Daily Racing Form National Digital Edition
HISA regulations take effect
The Horseracing Integrity and Safety Authority takes its place Friday at the head of a limited new national regulatory scheme for horse racing in the United States, but it’s still in danger of being cut off at the legs.
Resolutely opposed by several horsemen’s groups and in several racing states where “federal government” has become a political and cultural term of derision, HISA will launch Friday with a mandate to unify racing rules in jurisdictions across the United States while still in the process of attempting to fulfill the mandates contained in its enabling legislation, which was passed late in 2020.
HISA officials have said in recent days that they are “laser-focused” on the particulars surrounding the July 1 launch. Over the past several weeks, the officials have consistently dodged questions that relate to anything other than the imminent start date, including questions regarding a letter sent Monday by four senators questioning HISA’s fulfillment of statutory deadlines set in the legislation. The letter, which was signed by senators in Iowa, West Virginia, and Louisiana, explicitly asked if HISA wanted Congress to modify the deadlines in the legislation, citing what the letter called a “chaotic implementation process.”
Current controversies aside, hundreds of rules promulgated by the authority and approved by the Federal Trade Commission are scheduled to go into effect Friday as part of the authority’s “racetrack safety program” – at least in those jurisdictions that have agreed to accept the authority’s federal mandate. Those rules are expected to be applied universally in all the participating jurisdictions, representing a limited victory for those racing constituencies who have spent the past two decades unsuccessfully trying to herd racing’s cats into a common pen.
Most notably, a rule limiting crop use that is similar to the one already in place in California will apply to all jockeys in HISA jurisdictions on Friday, unifying the disparate patchwork of rules that had previously governed use of the whip. In addition, rules requiring the submission of records for veterinary treatments to a common database go into effect, as well as a voided claim rule that is similar to those in many jurisdictions that already allow owners or trainers to void claims in the event of post-race lameness or other complications.
Crucially, as of the close of business Friday, any horse that has not been registered with HISA will not be allowed to run in a race under HISA’s jurisdiction, and the connections of those horses – most specifically its owners and trainer – also will have to be registered.

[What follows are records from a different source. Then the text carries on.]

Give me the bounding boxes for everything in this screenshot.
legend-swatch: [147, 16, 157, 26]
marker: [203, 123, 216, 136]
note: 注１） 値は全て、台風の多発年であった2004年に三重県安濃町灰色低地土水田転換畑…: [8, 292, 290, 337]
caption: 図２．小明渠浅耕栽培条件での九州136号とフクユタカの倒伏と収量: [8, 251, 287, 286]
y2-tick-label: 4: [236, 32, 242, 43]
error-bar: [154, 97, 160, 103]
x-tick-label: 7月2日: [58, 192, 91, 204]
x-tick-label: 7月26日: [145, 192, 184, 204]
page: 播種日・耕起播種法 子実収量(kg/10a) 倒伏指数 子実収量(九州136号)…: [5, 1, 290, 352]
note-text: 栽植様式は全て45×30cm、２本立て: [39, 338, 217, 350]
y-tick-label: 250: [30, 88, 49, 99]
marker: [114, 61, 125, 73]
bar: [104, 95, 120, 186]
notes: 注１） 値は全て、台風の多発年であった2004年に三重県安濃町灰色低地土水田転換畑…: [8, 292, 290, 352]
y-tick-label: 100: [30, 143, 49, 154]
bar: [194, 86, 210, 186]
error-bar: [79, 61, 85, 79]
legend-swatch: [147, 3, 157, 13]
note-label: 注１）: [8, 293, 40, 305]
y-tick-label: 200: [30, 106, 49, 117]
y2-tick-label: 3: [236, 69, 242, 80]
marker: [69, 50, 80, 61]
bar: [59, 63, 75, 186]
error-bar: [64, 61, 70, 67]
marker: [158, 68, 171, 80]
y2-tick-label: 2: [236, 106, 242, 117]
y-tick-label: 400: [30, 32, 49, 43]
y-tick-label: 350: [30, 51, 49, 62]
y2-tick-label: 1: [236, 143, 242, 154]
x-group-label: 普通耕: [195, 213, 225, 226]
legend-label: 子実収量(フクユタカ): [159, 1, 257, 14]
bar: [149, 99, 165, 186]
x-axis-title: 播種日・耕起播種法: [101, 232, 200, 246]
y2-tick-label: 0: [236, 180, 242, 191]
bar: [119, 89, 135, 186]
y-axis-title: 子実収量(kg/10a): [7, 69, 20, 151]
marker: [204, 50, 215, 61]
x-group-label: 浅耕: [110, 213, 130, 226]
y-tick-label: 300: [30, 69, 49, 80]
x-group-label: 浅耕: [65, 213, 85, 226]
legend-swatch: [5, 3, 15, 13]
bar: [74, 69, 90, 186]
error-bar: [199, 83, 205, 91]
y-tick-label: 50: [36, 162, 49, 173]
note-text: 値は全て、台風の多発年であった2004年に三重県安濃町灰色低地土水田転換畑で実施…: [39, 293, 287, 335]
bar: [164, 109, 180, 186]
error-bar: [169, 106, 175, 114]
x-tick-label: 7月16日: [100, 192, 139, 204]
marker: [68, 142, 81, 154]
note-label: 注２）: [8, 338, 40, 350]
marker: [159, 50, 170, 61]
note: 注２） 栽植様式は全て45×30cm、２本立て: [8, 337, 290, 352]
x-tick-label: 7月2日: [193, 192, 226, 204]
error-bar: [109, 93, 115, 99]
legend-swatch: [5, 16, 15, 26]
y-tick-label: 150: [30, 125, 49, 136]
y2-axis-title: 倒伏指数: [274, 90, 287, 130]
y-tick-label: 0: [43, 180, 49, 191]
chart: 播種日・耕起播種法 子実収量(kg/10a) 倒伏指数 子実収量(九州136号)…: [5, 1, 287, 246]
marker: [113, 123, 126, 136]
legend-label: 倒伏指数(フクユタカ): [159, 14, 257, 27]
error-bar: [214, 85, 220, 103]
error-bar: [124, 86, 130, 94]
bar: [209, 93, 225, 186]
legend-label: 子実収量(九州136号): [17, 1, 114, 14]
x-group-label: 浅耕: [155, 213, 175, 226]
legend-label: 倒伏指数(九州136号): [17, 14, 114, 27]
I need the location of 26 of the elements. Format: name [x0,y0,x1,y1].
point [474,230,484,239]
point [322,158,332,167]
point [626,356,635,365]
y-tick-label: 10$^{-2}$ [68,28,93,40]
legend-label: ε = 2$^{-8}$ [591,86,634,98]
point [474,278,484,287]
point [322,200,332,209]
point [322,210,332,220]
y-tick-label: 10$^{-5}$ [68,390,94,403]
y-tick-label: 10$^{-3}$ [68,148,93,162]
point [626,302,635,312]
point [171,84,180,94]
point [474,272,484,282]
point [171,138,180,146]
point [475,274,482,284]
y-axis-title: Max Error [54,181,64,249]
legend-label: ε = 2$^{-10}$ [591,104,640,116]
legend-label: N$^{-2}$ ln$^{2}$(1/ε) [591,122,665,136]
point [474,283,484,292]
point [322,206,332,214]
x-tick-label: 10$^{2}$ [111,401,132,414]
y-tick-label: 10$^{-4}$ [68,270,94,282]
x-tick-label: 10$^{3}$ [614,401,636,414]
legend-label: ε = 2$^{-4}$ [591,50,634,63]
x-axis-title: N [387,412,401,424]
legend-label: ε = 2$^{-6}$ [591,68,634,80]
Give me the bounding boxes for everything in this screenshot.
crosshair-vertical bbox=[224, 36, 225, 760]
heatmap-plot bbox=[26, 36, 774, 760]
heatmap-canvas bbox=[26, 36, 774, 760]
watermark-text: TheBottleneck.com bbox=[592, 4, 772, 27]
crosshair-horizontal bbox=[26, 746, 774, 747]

As of Monday night, HISA said that 18,400 “covered persons” had completed the registration process. Asked to provide an estimate for the number of “covered persons” who exist in the industry, HISA said that it wasn’t going “to venture a guess.”
“Since such a registration process has never existed at the national level before, it’s unclear how many people are or will be participating in racing,” HISA said in prepared answers to questions sent to the authority.
As of Wednesday, HISA said that approximately 23,000 “covered horses” had been registered, or approximately half of the number of individual horses who have made individual starts at U.S. racetracks in each of the past two years, according to data from The Jockey Club. Because a horse does not need to be registered until it starts in a race, HISA officials believe there is a lag effect on registrations, and the authority also noted that the number of covered horses and covered persons “is limited to the 24 states conducting covered horse races under HISA’s authority.”
To ensure that owners and trainers register their horses with HISA, the authority has set up an alert system in which any unregistered horse entered in a race will generate an email or text message to the horse’s owner or trainer pointing them to the registration site. As long as the horse is registered by scratch time, it will be allowed to start.
Aside from those requirements, uncertainty abounds.
Although judges in Texas and Kentucky have dismissed federal lawsuits challenging the constitutionality of HISA’s enabling legislation (both decisions have been appealed), the letter from the senators this week opens up a new avenue for those opposed to the authority’s mandate or the way it has conducted its business so far. The letter contends that HISA has already failed to meet several deadlines set in the legislation and questions whether the authority’s federal overseer, the FTC, had the power to issue waivers to those deadlines. The letter asked HISA and the FTC to respond to its questions by July 11.
Then there is Texas. Regulators in the state have taken the unusual legal position that state law requires the racing commission to be the sole regulator of racing at state racetracks – federal laws be damned. As a result, the commission denied a simulcasting application for Lone Star Park in order to exempt the track’s races from the “covered races” clause of HISA’s jurisdictional authority. So, as of July 1, the racetrack will be open for in-state wagers only, its signal nowhere to be found at out-of-state betting locations or on account-wagering platforms.
Lone Star Park has 14 live racing dates remaining before its Thoroughbred meet closes on July 24. No major track in the state is scheduled to host Thoroughbred racing after that date until 2023.
“We hold out hope that we will still find a way to work together and chart a positive path forward for racing in Texas,” HISA said in its responses.